The findings suggest new regimens are needed to treat children with sepsis and meningitis, which are the leading cause of neonatal and childhood mortality globally. An estimated 3 million children under the age of 5, mostly newborns in low- and middle-income countries (LMICs) in sub-Saharan Africa and Asia, died from sepsis in 2017.
"Whilst we wish to emphasise that our approach is exploratory and amounts to a first approximation, these data call into urgent question the adequacy of coverage currently provided by WHO-recommended first- and second-line antibiotic regimens," the study authors wrote.
Rising resistance threatens children, babies
For the modeling study, a team led by researchers at the University of Sydney used the susceptibility data from the 86 studies to build a weighted incidence syndromic combination antibiogram (WISCA), a method developed to estimate the likelihood that each antibiotic regimen will treat all relevant organisms for a given infectious syndrome based on the frequency of the causative pathogens and the susceptibility of those pathogens.
The aim of the study was to help inform the empiric treatment of sepsis and meningitis in the LMICs of the Asia-Pacific region, where children and newborns are particularly vulnerable to serious bacterial infections and rising antimicrobial resistance (AMR). While children would ideally be treated with targeted antibiotic therapy based on the results of blood culture and susceptibility testing, such tests are rarely available in LMICs.
“Consequently, most serious bacterial infections in neonates and children rely on empirical antibiotic therapy, guided by global policies that often fail to consider the local prevalence of causative pathogens, or increasing AMR,” the authors wrote.

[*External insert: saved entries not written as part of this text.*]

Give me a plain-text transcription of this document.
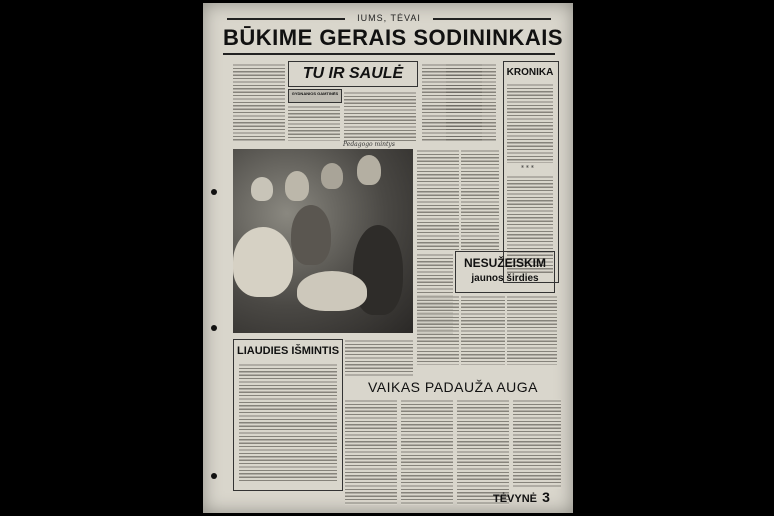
IUMS, TĖVAI
BŪKIME GERAIS SODININKAIS
TU IR SAULĖ
GYDNANIOS GAMTINĖS
KRONIKA
* * *
Pedagogo mintys
NESUŽEISKIM
jaunos širdies
LIAUDIES IŠMINTIS
VAIKAS PADAUŽA AUGA
TĖVYNĖ 3
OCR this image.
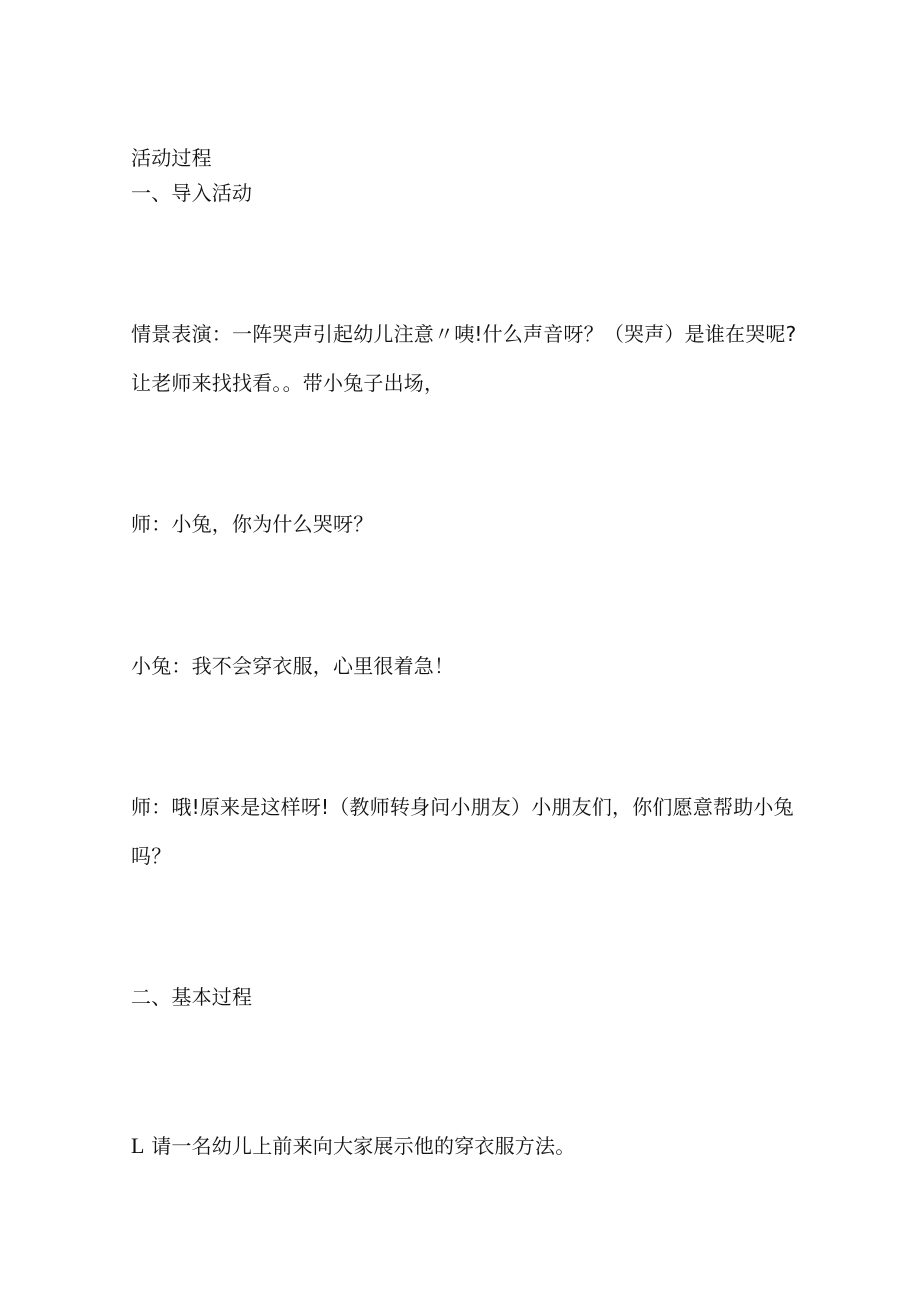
活动过程
一、导入活动
情景表演：一阵哭声引起幼儿注意〃咦!什么声音呀？（哭声）是谁在哭呢?
让老师来找找看。。带小兔子出场，
师：小兔，你为什么哭呀？
小兔：我不会穿衣服，心里很着急！
师：哦!原来是这样呀!（教师转身问小朋友）小朋友们，你们愿意帮助小兔
吗？
二、基本过程
L 请一名幼儿上前来向大家展示他的穿衣服方法。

And they note that evidence is mounting that the antibiotics recommended by the WHO as first-line treatment for pediatric and neonatal sepsis and meningitis—ampicillin, gentamicin, and the third-generation cephalosporins ceftriaxone and cefotaxime—are becoming increasingly ineffective because of rising resistance. That evidence includes a 2021 analysis that found extremely high rates of resistance to ampicillin and gentamicin in newborns diagnosed with sepsis in seven LMICs across Africa and South Asia.
A report published last year by the Global Antibiotic Research and Development Partnership found that hospitals in 11 LMICs were relying less on first- and second-line treatments for neonatal sepsis because of resistance, and more on last-resort antibiotics like carbapenems.
Alternative regimens needed
Using susceptibility data from 6,648 isolates included in the 86 studies, the WISCA tool estimated that, for neonatal sepsis and meningitis, the coverage provided by aminopenicillins (mainly ampicillin), gentamicin, and ceftriaxone/cefotaxime was 26%, 45%, and 29%, respectively. Carbapenems provided 81% coverage. The most frequent causes of sepsis and meningitis in newborns were Klebsiella spp. (39%) and Escherichia coli (27%).
For pediatric sepsis, which was most commonly caused by E coli (26%), Staphylococcus aureus (20%), and Streptococcus pneumoniae (13%), coverage provided by aminopenicillins was 37%, gentamicin 39%, ceftriaxone/cefotaxime 51%, and carbapenems 83%. For pediatric meningitis, the profile of pathogens was similar to that of pediatric sepsis, and coverage was 62% for aminopenicillins, 21% for gentamicin, 65% for ceftriaxone/cefotaxime, and 79% for carbapenems.
These data call into urgent question the adequacy of coverage currently provided by WHO-recommended first- and second-line antibiotic regimens.
The authors note that the data were of low microbiologic quality and largely came from urban hospitals in India and China, and therefore not necessarily representative of community-acquired infections in the region. Nonetheless, they say the findings suggest alternative empiric antibiotic recommendations for pediatric and neonatal sepsis and meningitis may be needed, and that guidance "might instead need to be stratified by region and clinical syndrome."
They also call for policy makers to make funding for new antibiotic treatments for children and newborns a priority.
"Antibiotic resistance is rising more rapidly than we realise," lead author Phoebe Williams, MBBS, MSc, of the University of Sydney's School of Public Health, said in a university press release. "We urgently need new solutions to stop invasive multidrug-resistant infections and the needless deaths of thousands of children each year."